Yes, Mercatore made that projection for commercial an logistic use but the results was a very inaccurate size rappresentaion. The more you go near the poles the more the nation's are "inflated". On the equator line the real size are respected.
TBH, the result was as intended. Unfortunately, folks who decided to use the map for a different use, find it insufficient for their needs.
Its like putting a red light in your darkroom because that works best for when you're developing film and someone complaining that they can't tell the difference between their navy blue shirt and a black shirt due to the light. Or picking up a hammer and complaining that it doesn't turn screws well. Each map projection is a different tool. Just because you don't know how to use a tool properly, or don't know the difference between the tools doesn't mean that a tool is bad.
Folks don't look at a photograph and complain that the corners of the room are different lengths when measured on the surface of the photo. why are they surprised or upset that a map - which is also a 2d represenation of 3d objects - isn't all things to all people?

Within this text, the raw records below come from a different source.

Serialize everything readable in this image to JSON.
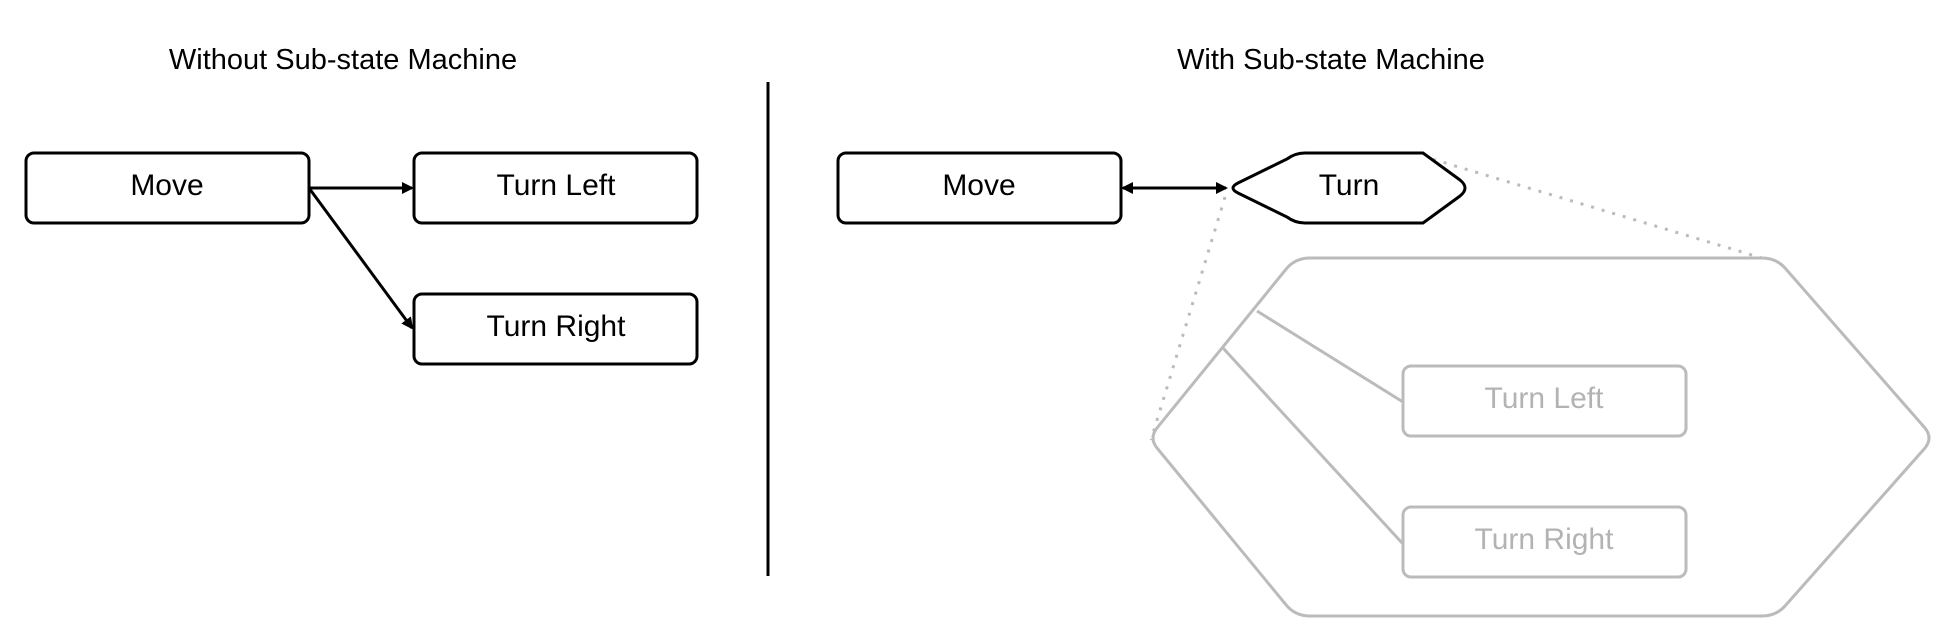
{
  "titles": {
    "left": "Without Sub-state Machine",
    "right": "With Sub-state Machine"
  },
  "left_panel": {
    "move": "Move",
    "turn_left": "Turn Left",
    "turn_right": "Turn Right"
  },
  "right_panel": {
    "move": "Move",
    "turn": "Turn",
    "sub_turn_left": "Turn Left",
    "sub_turn_right": "Turn Right"
  },
  "colors": {
    "primary": "#000000",
    "faded": "#bbbbbb",
    "faded_text": "#b3b3b3"
  }
}
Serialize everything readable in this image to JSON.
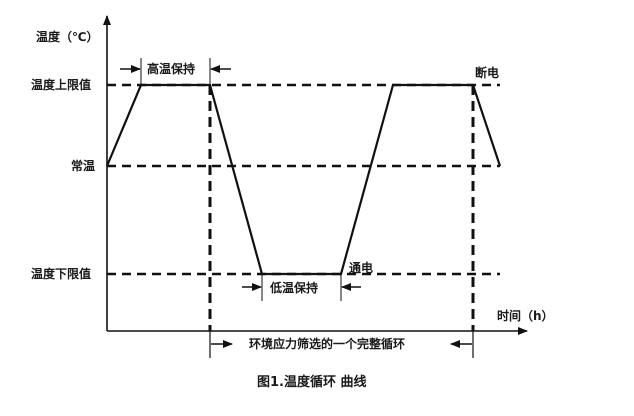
{
  "diagram": {
    "title": "图1.温度循环 曲线",
    "y_axis_label": "温度（℃）",
    "x_axis_label": "时间（h）",
    "y_levels": [
      {
        "name": "upper",
        "label": "温度上限值"
      },
      {
        "name": "ambient",
        "label": "常温"
      },
      {
        "name": "lower",
        "label": "温度下限值"
      }
    ],
    "annotations": {
      "high_hold": "高温保持",
      "low_hold": "低温保持",
      "power_off": "断电",
      "power_on": "通电",
      "full_cycle": "环境应力筛选的一个完整循环"
    },
    "curve_points": [
      {
        "phase": "start",
        "level": "ambient"
      },
      {
        "phase": "ramp-up",
        "level": "upper"
      },
      {
        "phase": "high-hold-end",
        "level": "upper"
      },
      {
        "phase": "ramp-down",
        "level": "lower"
      },
      {
        "phase": "low-hold-end",
        "level": "lower"
      },
      {
        "phase": "ramp-up",
        "level": "upper"
      },
      {
        "phase": "power-off",
        "level": "upper"
      },
      {
        "phase": "end",
        "level": "ambient"
      }
    ],
    "colors": {
      "line": "#111111",
      "background": "#ffffff"
    }
  }
}
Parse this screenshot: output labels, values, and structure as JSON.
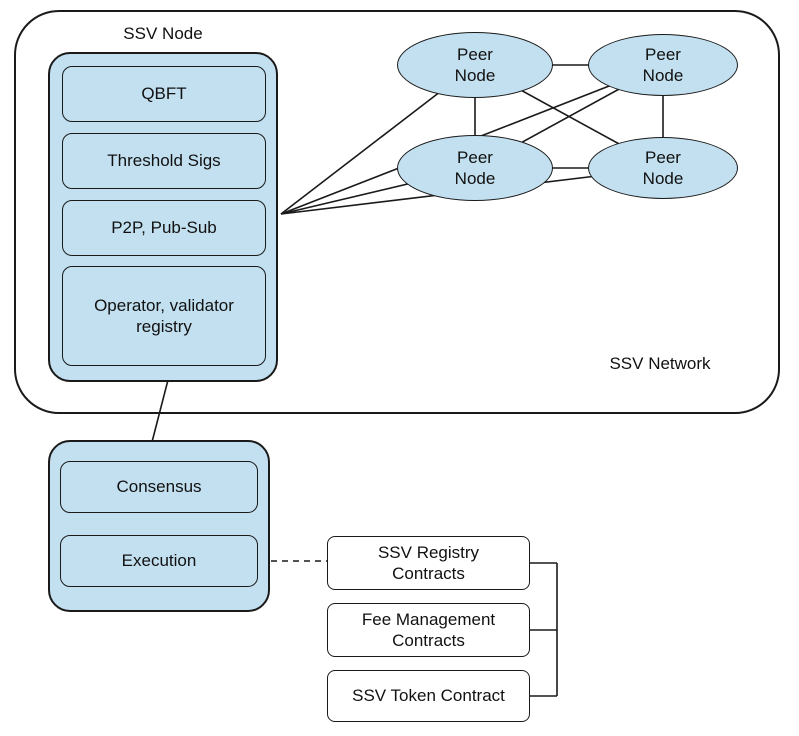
{
  "diagram": {
    "node_label": "SSV Node",
    "network_label": "SSV Network",
    "node_modules": [
      {
        "label": "QBFT"
      },
      {
        "label": "Threshold Sigs"
      },
      {
        "label": "P2P, Pub-Sub"
      },
      {
        "label": "Operator, validator\nregistry"
      }
    ],
    "peer_nodes": [
      {
        "label": "Peer\nNode"
      },
      {
        "label": "Peer\nNode"
      },
      {
        "label": "Peer\nNode"
      },
      {
        "label": "Peer\nNode"
      }
    ],
    "eth_client_modules": [
      {
        "label": "Consensus"
      },
      {
        "label": "Execution"
      }
    ],
    "contracts": [
      {
        "label": "SSV Registry\nContracts"
      },
      {
        "label": "Fee Management\nContracts"
      },
      {
        "label": "SSV Token Contract"
      }
    ],
    "colors": {
      "node_fill": "#C3E0F0",
      "stroke": "#1A1A1A",
      "background": "#FFFFFF"
    }
  }
}
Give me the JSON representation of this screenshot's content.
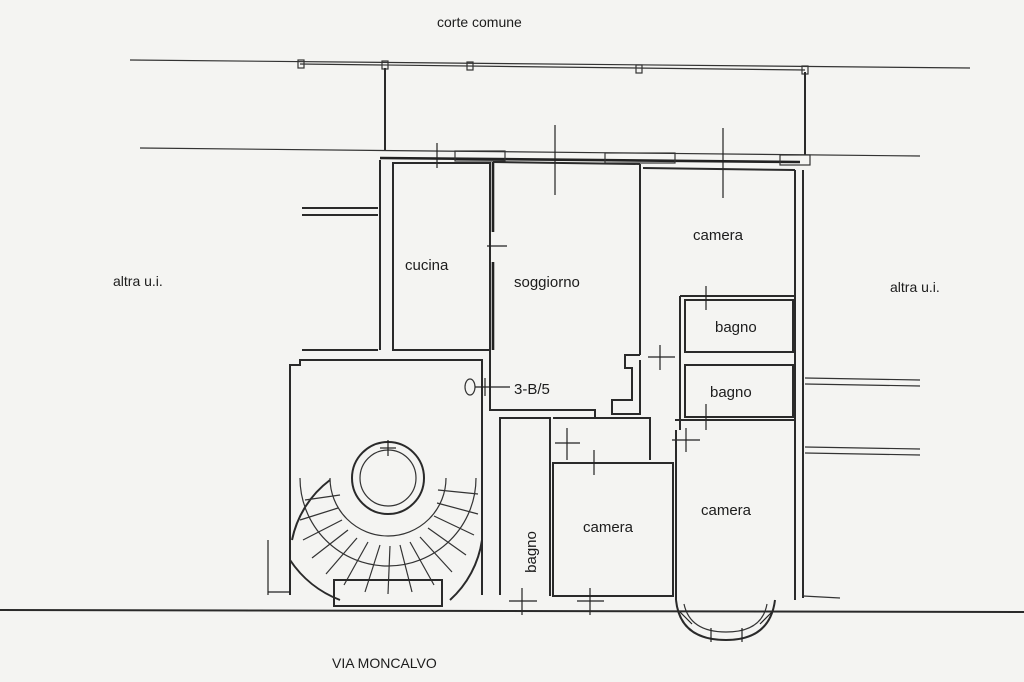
{
  "labels": {
    "court": "corte comune",
    "street": "VIA MONCALVO",
    "left_unit": "altra u.i.",
    "right_unit": "altra u.i.",
    "kitchen": "cucina",
    "living": "soggiorno",
    "room_top": "camera",
    "bath_1": "bagno",
    "bath_2": "bagno",
    "unit_code": "3-B/5",
    "bath_vertical": "bagno",
    "room_bottom_left": "camera",
    "room_bottom_right": "camera"
  }
}
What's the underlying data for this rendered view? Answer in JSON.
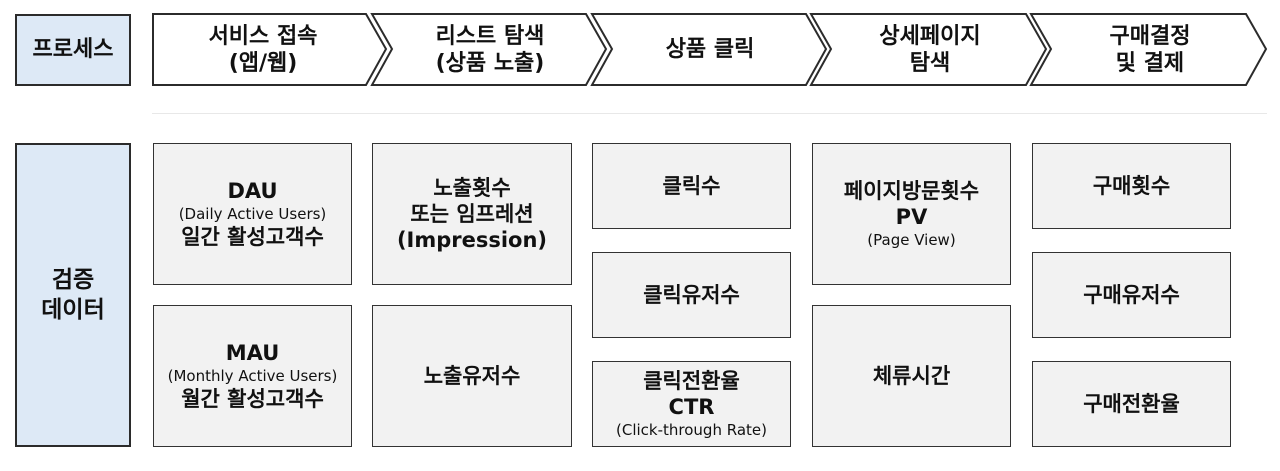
{
  "process": {
    "label": "프로세스",
    "steps": [
      {
        "line1": "서비스 접속",
        "line2": "(앱/웹)"
      },
      {
        "line1": "리스트 탐색",
        "line2": "(상품 노출)"
      },
      {
        "line1": "상품 클릭",
        "line2": ""
      },
      {
        "line1": "상세페이지",
        "line2": "탐색"
      },
      {
        "line1": "구매결정",
        "line2": "및 결제"
      }
    ]
  },
  "validation": {
    "label_line1": "검증",
    "label_line2": "데이터",
    "col1": {
      "dau": {
        "title": "DAU",
        "sub": "(Daily Active Users)",
        "desc": "일간 활성고객수"
      },
      "mau": {
        "title": "MAU",
        "sub": "(Monthly Active Users)",
        "desc": "월간 활성고객수"
      }
    },
    "col2": {
      "impressions": {
        "line1": "노출횟수",
        "line2": "또는 임프레션",
        "line3": "(Impression)"
      },
      "exposed_users": "노출유저수"
    },
    "col3": {
      "clicks": "클릭수",
      "click_users": "클릭유저수",
      "ctr": {
        "line1": "클릭전환율",
        "line2": "CTR",
        "line3": "(Click-through Rate)"
      }
    },
    "col4": {
      "pv": {
        "line1": "페이지방문횟수",
        "line2": "PV",
        "line3": "(Page View)"
      },
      "dwell": "체류시간"
    },
    "col5": {
      "purchases": "구매횟수",
      "purchase_users": "구매유저수",
      "purchase_rate": "구매전환율"
    }
  }
}
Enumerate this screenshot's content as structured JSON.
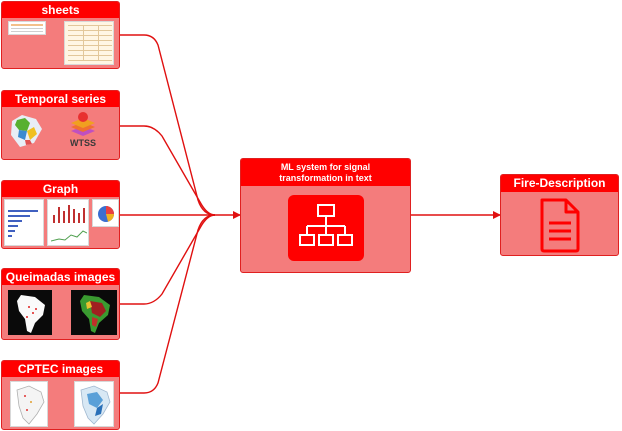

folks like that scream "its not accurate!" Yes it is, its just not the tool for what whatever you're trying to do.
Good catch. I came across the site linked in an article referencing the sizes of Africa and India, compared to Europe or the British Isles. The article seemed to have subversive intent. I think I understand the distortion caused by the Mercator projection, so I was surprised that the map doesn't seem to be accurate.
Correct if I'm wrong - the entire top edge of the map is the North pole, right? So my reasoning is that no border should cross the top edge of the map, because if the sphere was reconstructed a piece of the country would be missing.
Whatever algorithm they are using kinda breaks at the poles. It doesn't really make sense to drag something past an "edge" of what is really a globe. It seems to stretch a country across the entire top, which is kinda the best it can do.
But the purpose of the map isn't defeated due to the problem of projecting to the poles. If people's perception of size is based on the familiar mercator projection, they may be surprised by the direct comparisons made possible by this map. Whether or not that's "subversive" depends on what they do with that information.